Un altro politico, Martin Sichert, deputato dell’AfD al Bundestag per Norimberga e numero uno locale dell’AfD, si è visto cancellare un post su Facebook per aver violato gli “standard della comunità”. Nel post, corroborato da link a fonti oggettive, Sichert ha richiamato l’attenzione, tra le altre cose, sul modo in cui le donne vengono trattate in Afghanistan. Ha inoltre sottolineato la questione degli abusi sessuali commessi sui bambini in Afghanistan:
“È spaventoso e allo stesso tempo vergognoso che il nostro Stato impedisca che i cittadini prendano coscienza di ciò che accade, semplicemente censurando le opinioni fattuali, i riferimenti pubblicamente disponibili e i collegamenti a fonti attendibili”.
Sichert e la von Storch sono le persone più famose che si sono viste zittire sui social media. Ce ne sono molte altre le cui storie sono sconosciute ai media.
In base alla legge sulla censura, chiunque può chiedere a un operatore di un social network di cancellare un post, anche se quel messaggio testuale non lo tocca personalmente in alcun modo. Se il provider del social network non risponde entro 24 ore, la persona che ha chiesto la cancellazione del post può rivolgersi all’Ufficio Federale per la Giustizia, e compilare un modulo disponibile sulla homepage del suo sito web.
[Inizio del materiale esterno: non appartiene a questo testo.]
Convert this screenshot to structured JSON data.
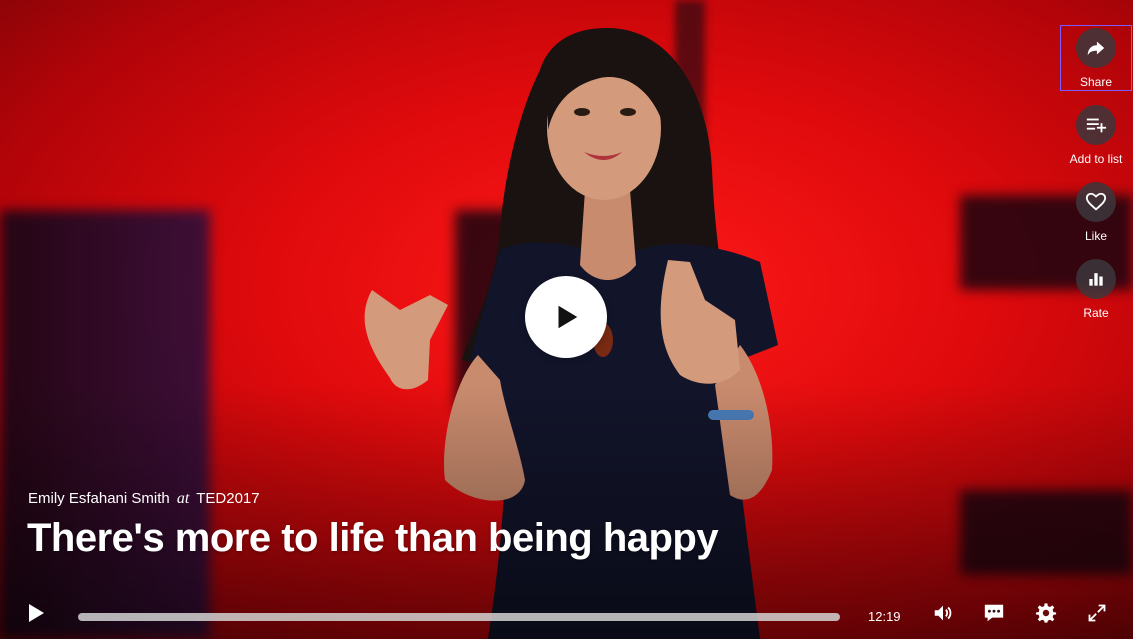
{
  "video": {
    "speaker": "Emily Esfahani Smith",
    "at_word": "at",
    "event": "TED2017",
    "title": "There's more to life than being happy",
    "duration": "12:19",
    "progress_fraction": 0
  },
  "rail": {
    "share_label": "Share",
    "add_to_list_label": "Add to list",
    "like_label": "Like",
    "rate_label": "Rate"
  },
  "icons": {
    "share": "share-arrow-icon",
    "add_list": "playlist-add-icon",
    "like": "heart-icon",
    "rate": "bar-chart-icon",
    "play": "play-icon",
    "volume": "volume-icon",
    "captions": "captions-icon",
    "settings": "gear-icon",
    "fullscreen": "fullscreen-icon"
  },
  "colors": {
    "stage_red": "#e5070f",
    "focus_outline": "#7a5cff"
  }
}
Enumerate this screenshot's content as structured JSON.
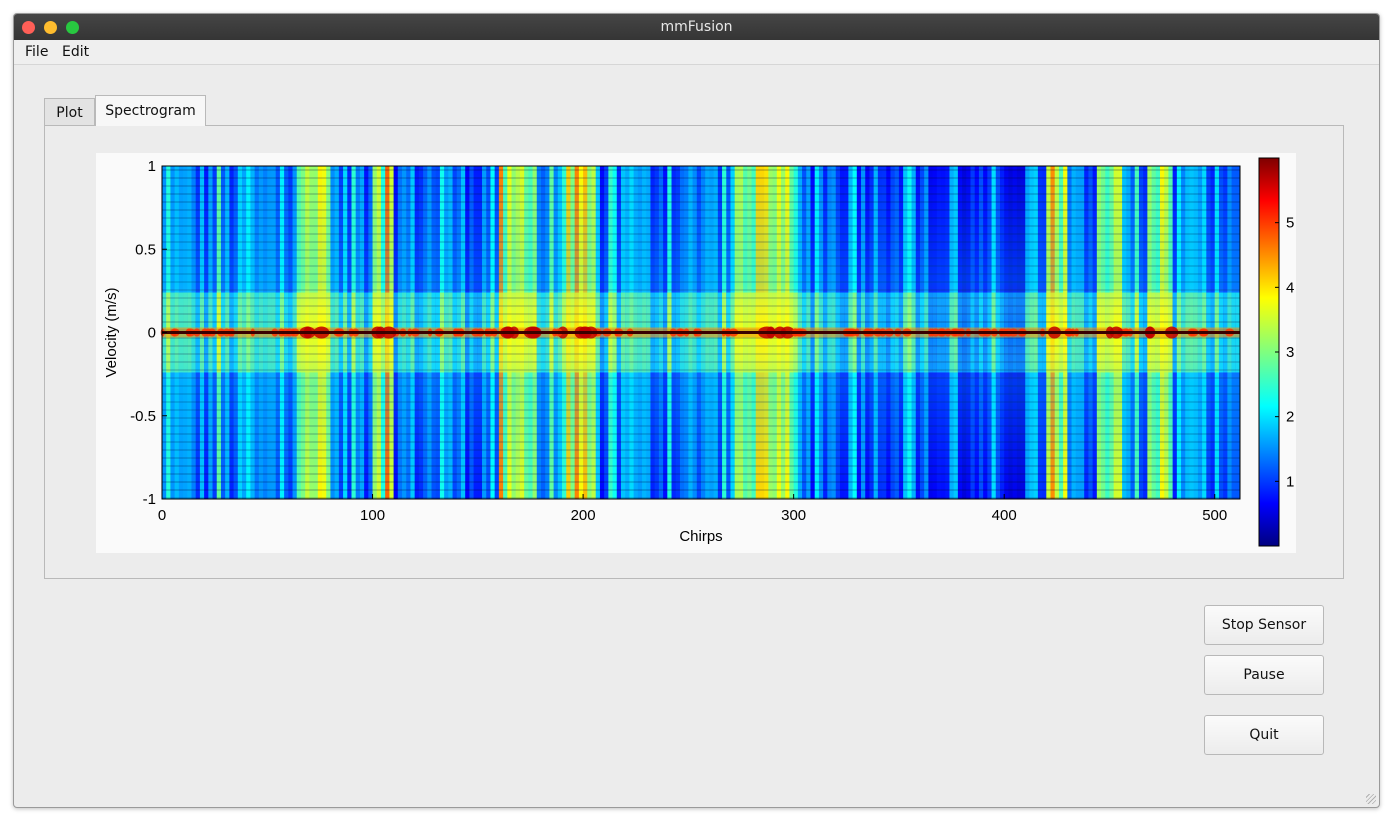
{
  "window": {
    "title": "mmFusion"
  },
  "menu": {
    "file": "File",
    "edit": "Edit"
  },
  "tabs": {
    "plot": "Plot",
    "spectrogram": "Spectrogram"
  },
  "buttons": {
    "stop_sensor": "Stop Sensor",
    "pause": "Pause",
    "quit": "Quit"
  },
  "chart_data": {
    "type": "heatmap",
    "title": "",
    "xlabel": "Chirps",
    "ylabel": "Velocity (m/s)",
    "xlim": [
      0,
      512
    ],
    "ylim": [
      -1,
      1
    ],
    "x_ticks": [
      "0",
      "100",
      "200",
      "300",
      "400",
      "500"
    ],
    "x_tick_values": [
      0,
      100,
      200,
      300,
      400,
      500
    ],
    "y_ticks": [
      "1",
      "0.5",
      "0",
      "-0.5",
      "-1"
    ],
    "y_tick_values": [
      1,
      0.5,
      0,
      -0.5,
      -1
    ],
    "colorbar": {
      "colormap": "jet",
      "range": [
        0,
        6
      ],
      "ticks": [
        "1",
        "2",
        "3",
        "4",
        "5"
      ],
      "tick_values": [
        1,
        2,
        3,
        4,
        5
      ]
    },
    "bright_bands_chirps": [
      [
        160,
        178
      ],
      [
        190,
        205
      ],
      [
        272,
        300
      ],
      [
        64,
        80
      ],
      [
        100,
        110
      ],
      [
        420,
        430
      ],
      [
        445,
        455
      ],
      [
        468,
        480
      ]
    ],
    "peak_values_at_zero_velocity": 5.8
  }
}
Questo Ufficio è responsabile del perseguimento delle violazioni e la corte distrettuale di Bonn è l’unica autorità autorizzata a esaminare le controversie in merito alla responsabilità penale dei commenti espressi sui social media e a infliggere ammende ai social media per non aver cancellato tali commenti entro le 24 ore previste dalla legge.
È deplorevole che la Germania, che riesce a malapena a stare al passo con le minacce del terrorismo e con l’ondata di crimini violenti, investa una tale quantità di risorse per zittire la libertà di espressione dei propri cittadini sui social media. Il Dipartimento federale di Giustizia ha affittato nuovi uffici a Bonn per ospitare una cinquantina di nuovi avvocati e funzionari onde attuare la nuova normativa e garantire che i provider dei social media cancellino “i post offensivi” entro 24 ore. “Era anche importante che noi creassimo un nuovo sistema di gestione dei dossier”, spiega Thomas W. Ottersbach dell’Ufficio Federale per la Giustizia, a Bonn.
“Questo è l’unico modo per garantire che le scadenze siano rispettare e che possa essere effettuata una valutazione statistica, perché è importante controllare quali reclami si accumulano e se si tratta esclusivamente di casi isolati”.
Il vecchio stato poliziesco tedesco è tornato.
Judith Bergman è avvocato, editorialista e analista politica.